Radical of $(xy,yz,xz)$ is $(xy,yz,xz)$ in the ring $k[x,y,z]$ I have to prove that in the ring $k[x,y,z]$ the radical of $(xy,yz,xz)$ is $(xy,yz,xz)$ itself. Can anyone give any pointers. I have sort of proved it by showing that $(xy,yz,xz)$ is the radical of $(xy,(x-y)z)$. But I would like alternate proofs. Thanks.
It would be nice if somebody can explain me the square free formulation of monomial radicals. Thank you.

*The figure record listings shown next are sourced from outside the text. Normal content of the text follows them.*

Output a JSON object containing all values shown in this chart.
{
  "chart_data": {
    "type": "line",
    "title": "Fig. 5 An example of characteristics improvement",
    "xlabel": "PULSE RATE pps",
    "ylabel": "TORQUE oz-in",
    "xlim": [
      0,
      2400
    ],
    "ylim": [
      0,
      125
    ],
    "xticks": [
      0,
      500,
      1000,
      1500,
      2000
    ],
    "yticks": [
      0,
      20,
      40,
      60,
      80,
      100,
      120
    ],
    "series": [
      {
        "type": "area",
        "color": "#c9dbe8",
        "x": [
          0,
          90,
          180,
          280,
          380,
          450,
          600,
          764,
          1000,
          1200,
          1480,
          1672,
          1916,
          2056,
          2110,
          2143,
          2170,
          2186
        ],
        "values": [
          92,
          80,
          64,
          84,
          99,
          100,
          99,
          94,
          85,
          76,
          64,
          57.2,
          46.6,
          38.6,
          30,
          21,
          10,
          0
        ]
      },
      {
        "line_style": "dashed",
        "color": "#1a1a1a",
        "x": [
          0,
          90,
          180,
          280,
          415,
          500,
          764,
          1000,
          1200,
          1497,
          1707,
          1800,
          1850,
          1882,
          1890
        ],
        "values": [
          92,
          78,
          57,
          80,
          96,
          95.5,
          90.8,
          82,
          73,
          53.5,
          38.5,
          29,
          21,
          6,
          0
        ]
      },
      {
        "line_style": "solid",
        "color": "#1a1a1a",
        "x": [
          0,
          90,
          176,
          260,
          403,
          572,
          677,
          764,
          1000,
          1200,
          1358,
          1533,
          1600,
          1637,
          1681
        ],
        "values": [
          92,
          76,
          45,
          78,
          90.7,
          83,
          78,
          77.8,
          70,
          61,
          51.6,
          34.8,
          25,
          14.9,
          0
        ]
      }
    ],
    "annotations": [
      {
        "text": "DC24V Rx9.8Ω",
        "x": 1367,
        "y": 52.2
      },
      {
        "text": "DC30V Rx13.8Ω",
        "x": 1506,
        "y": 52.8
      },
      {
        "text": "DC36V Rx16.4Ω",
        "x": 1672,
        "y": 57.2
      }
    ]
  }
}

 A: I assume that $k$ is a field. 
Let $I$ be a monomial ideal in $R=k[x_1,x_2,\ldots, x_n]$, generated by $\{\mathbf{x}^{\alpha_j}\}_{j=1}^m$. Here, $\alpha_j \in \mathbb{Z}_{\geq 0}^n$, and $\mathbf{x}^{\alpha_j} = x_1^{\alpha_{j1}} x_2^{\alpha_{j2}}\cdots x_n^{\alpha_{jn}}$.
Lemma: The set of monomials $$\{\mathbf{x}^\alpha :  \mathbf{x}^{\alpha_j} \not\mid \mathbf{x}^\alpha \text{ for all }j \in \{1,\ldots,m\}\}$$
is a $k$-basis for $R/I$.
Proof: The ideal $I$ is spanned over $k$ by monomials, since it is spanned over $R$ by monomials, and $R$ is generated by monomials. The monomials in $I$ are exactly  the monomials divisible by $\mathbf{x}^{\alpha_j}$ for some $j$.
If $\mathbf{x}^{\alpha}$ is thus divisible, it is in $I$; conversely, if $f_j \in R$, then all of the monomials $\mathbf{x}^\alpha$ in $\sum_j f_j \mathbf{x}^{\alpha_j}$ are divisible by some $\mathbf{x}^{\alpha_j}$.
Since $R$ has a $k$-basis of all monomials, $R/I$ has the desired basis.
Theorem: $I$ is radical if and only if $I$ is generated by square-free monomials.
Proof: Suppose $I$ is generated by $\{\mathbf{x}^{\alpha_j}\}_{j=1}^m$, which are all square-free. Let $f \in R/I$ be nonzero. We may write $f = \sum c_\alpha \mathbf{x}^\alpha$ in $R/I$,
where the sum is over $\alpha$ such that $\mathbf{x}^\alpha$ is not divisble by any $\mathbf{x}^{\alpha_j}$. Pick some monomial $\mathbf{x}^\alpha$ such that $c_\alpha \neq 0$ and $\mathbf{x}^\alpha$ has maximal degree of all those in $f$.
Then the coefficient of $\mathbf{x}^{\ell\alpha}$ in $f^\ell$ is $(c^{\alpha})^\ell$, by maximality of degree. I claim that $\mathbf{x}^{\ell\alpha} \notin I$. For if $\mathbf{x}^{\ell\alpha} \in I$, then $\mathbf{x}^{\alpha_j} \mid \mathbf{x}^{\ell\alpha}$, but since $\mathbf{x}^{\alpha_j}$ is square-free, this implies $\mathbf{x}^{\alpha_j} \mid \mathbf{x}^{\alpha}$, a contradiction. Since $k$ is a field, we conclude $f^\ell \neq 0$ in $R/I$. This shows $I$ is radical.
Conversely, if $I$ is radical, then for $f \in I$, the maximal squarefree $g$ such that $g \mid f$ is also contained in $I$, for $g^\ell$ is divisble by $f$ for large enough $\ell$. Hence, we may replace any generating set with a squarefree generating set.
A: Since you're just asking for alternate proofs...
As $k$-vector spaces, $$k[x,y,z]/(xy,yz,xz) \cong k \oplus xk[x] \oplus yk[y] \oplus zk[z]$$
which is a ring isomorphism with the induced multiplication on the right-hand side.  Then using this induced multiplication, we can see the resulting ring has no nonzero nilpotents by looking at the highest powers of $x, y, z$ in each element.